LE SYNDICAT DES MARAIS




Situation actuelle

A la date du 16 juillet 2019, la communauté de commune des Balcons du Dauphiné a délibéré pour la gestion et de l'entretien des cours d'au. Elle est ainsi devenu membre du syndicat à la place des communes.

Le mardi 29 décembre 2020 a eu lieu l'élection du nouveau bureau :
Monsieur Michoud, maire des Avenières Veyrins Thuellin a été élu Président
- Monsieur Cottaz est délégué de la commune de Saint-Sorlin de Morestel


La décision a été prise de dissoudre le syndicat des marais.
La communauté de commune des Balcons du Dauphiné interviendra éventuellement pour l'entretien des cours d'eau de la commune.
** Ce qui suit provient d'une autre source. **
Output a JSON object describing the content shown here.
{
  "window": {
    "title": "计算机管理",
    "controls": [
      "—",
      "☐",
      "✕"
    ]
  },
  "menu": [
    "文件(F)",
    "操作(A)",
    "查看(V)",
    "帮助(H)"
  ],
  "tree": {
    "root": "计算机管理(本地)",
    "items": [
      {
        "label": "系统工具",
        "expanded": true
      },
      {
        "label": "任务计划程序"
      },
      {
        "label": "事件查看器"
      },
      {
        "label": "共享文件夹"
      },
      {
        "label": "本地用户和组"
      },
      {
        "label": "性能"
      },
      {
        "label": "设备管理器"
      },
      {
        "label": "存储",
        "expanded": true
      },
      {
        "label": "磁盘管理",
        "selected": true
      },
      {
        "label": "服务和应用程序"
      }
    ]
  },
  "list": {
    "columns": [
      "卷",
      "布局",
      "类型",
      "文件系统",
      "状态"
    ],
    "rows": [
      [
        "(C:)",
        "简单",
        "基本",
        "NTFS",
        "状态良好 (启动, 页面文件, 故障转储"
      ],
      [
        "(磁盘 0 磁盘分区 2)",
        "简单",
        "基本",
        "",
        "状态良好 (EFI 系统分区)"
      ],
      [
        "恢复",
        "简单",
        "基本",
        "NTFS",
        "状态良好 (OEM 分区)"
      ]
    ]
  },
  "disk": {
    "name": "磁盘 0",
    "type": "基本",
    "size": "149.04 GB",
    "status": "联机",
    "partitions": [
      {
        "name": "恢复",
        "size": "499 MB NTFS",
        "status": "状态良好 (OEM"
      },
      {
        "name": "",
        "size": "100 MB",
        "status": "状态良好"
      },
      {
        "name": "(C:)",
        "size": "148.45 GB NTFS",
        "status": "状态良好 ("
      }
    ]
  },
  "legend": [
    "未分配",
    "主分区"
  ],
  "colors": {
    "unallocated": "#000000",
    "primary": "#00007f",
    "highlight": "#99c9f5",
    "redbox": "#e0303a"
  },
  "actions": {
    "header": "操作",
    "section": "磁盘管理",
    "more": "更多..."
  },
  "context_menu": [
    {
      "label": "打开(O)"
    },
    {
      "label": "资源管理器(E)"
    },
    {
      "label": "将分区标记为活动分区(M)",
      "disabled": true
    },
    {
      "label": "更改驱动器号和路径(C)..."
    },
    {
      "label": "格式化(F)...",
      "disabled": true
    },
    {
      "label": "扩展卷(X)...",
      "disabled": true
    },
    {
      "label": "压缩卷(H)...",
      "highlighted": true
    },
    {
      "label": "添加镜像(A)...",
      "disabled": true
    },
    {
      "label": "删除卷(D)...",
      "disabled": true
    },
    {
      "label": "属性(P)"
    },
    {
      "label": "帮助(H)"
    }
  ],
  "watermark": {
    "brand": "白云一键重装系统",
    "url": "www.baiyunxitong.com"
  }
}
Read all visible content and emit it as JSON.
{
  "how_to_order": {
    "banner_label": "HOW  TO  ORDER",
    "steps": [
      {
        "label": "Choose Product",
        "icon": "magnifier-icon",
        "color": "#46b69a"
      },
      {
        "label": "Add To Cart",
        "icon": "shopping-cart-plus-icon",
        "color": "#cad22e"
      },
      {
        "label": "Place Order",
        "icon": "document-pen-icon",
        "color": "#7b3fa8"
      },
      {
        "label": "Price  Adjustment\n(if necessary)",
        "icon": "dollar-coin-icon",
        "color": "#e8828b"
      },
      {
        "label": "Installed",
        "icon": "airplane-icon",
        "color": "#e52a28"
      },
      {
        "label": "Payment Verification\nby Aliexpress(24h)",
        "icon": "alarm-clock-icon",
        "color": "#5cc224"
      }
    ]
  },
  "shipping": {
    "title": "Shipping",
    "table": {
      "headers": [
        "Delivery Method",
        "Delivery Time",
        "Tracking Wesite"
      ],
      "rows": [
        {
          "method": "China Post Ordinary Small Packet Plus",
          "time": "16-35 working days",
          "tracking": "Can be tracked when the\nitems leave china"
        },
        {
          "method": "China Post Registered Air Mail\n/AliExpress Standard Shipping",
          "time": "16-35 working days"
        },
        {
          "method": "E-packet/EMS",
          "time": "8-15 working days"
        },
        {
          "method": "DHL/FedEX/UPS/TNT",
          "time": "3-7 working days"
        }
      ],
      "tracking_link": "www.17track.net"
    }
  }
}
Ces travaux pourrait être financés par le produit de la taxe GEMAPI (gestion des milieux aquatiques et des inondations).


Historique

Dans le territoire de l’Isle de Crémieu les marais occupent depuis longtemps une place très importante.
Jusqu’au début du XIX eme siècle 7000 hectares de marais, secteurs très humides fréquemment inondés couvraient notre région.
Ils étaient intégrés à l’activité traditionnelle des hommes habitant la région. Ils assuraient un espace de pâture pour le bétail, la fourniture de laîche ou blache* qui étaient fauchée et servait de litière pour les animaux, on y extrayait la tourbe pour le chauffage.
 
Aux XVII eme et XVIII eme siècle les premières tentatives de dessèchement ont lieu.
De 1804 à 1814, suite à un décret signé par Napoléon, les marais de Bourgoin à Morestel sont desséchés. Le résultat est spectaculaire : gain d’espaces cultivables, luttes contre les inondations et les maladies des marécages.
De 1815 à 1903 l’entretien n’étant pas assuré, les acteurs de l’assèchement se retirent.
A la suite de cette faillite on s’organise deux secteurs distincts, celui de Bourgoin et celui de Morestel.
Le syndicat des marais du secteur de Morestel réalise des travaux d’urgence en 1931.
Puis un programme de remise en état global est décidé et pris en charge par le département de l’Isère de 1941 à 1944, pour un coût de 30 millions de francs. Les travaux concernent les quatre bassins versants de la Braille, de la Save, de l’Huert, et de la Bièvre. Ils ont l’objectif de dégager des espaces cultivables et d’éviter les inondations.

Le syndicat des marais actuel a vu le jour le 30 janvier 1946. Il regroupe 15 communes soit 18 460 habitants, des quatre bassins versants de la Braille, de la Save, de l’Huert et de la Bièvre. Il a pour objet d’entretenir les canaux pour permettre l’écoulement des eaux sous le contrôle de la DDAS de l’Isère et de la police de l’eau.
Chaque commune y a deux représentants titulaires.
Lors de l’assemblée générale du 15 mars 2011, l’évolution du syndicat des marais a été évoquée, des questions se posent.
Il n’y a pas de statuts.
Il concerne des communes de quatre communautés de communes.
Quel impact aura sur lui la réforme territoriale ?
Il est de plus en plus urgent de préserver les zones humides pour des raisons environnementales et pour prévenir les inondations..
Ce sont la DDT et le sous-préfet qui devraient piloter son évolution.
Les plans viennent d’être réactualisés, les modifications suite à l’évolution des milieux humides, sont réalisées par un technicien de Lo Parvi.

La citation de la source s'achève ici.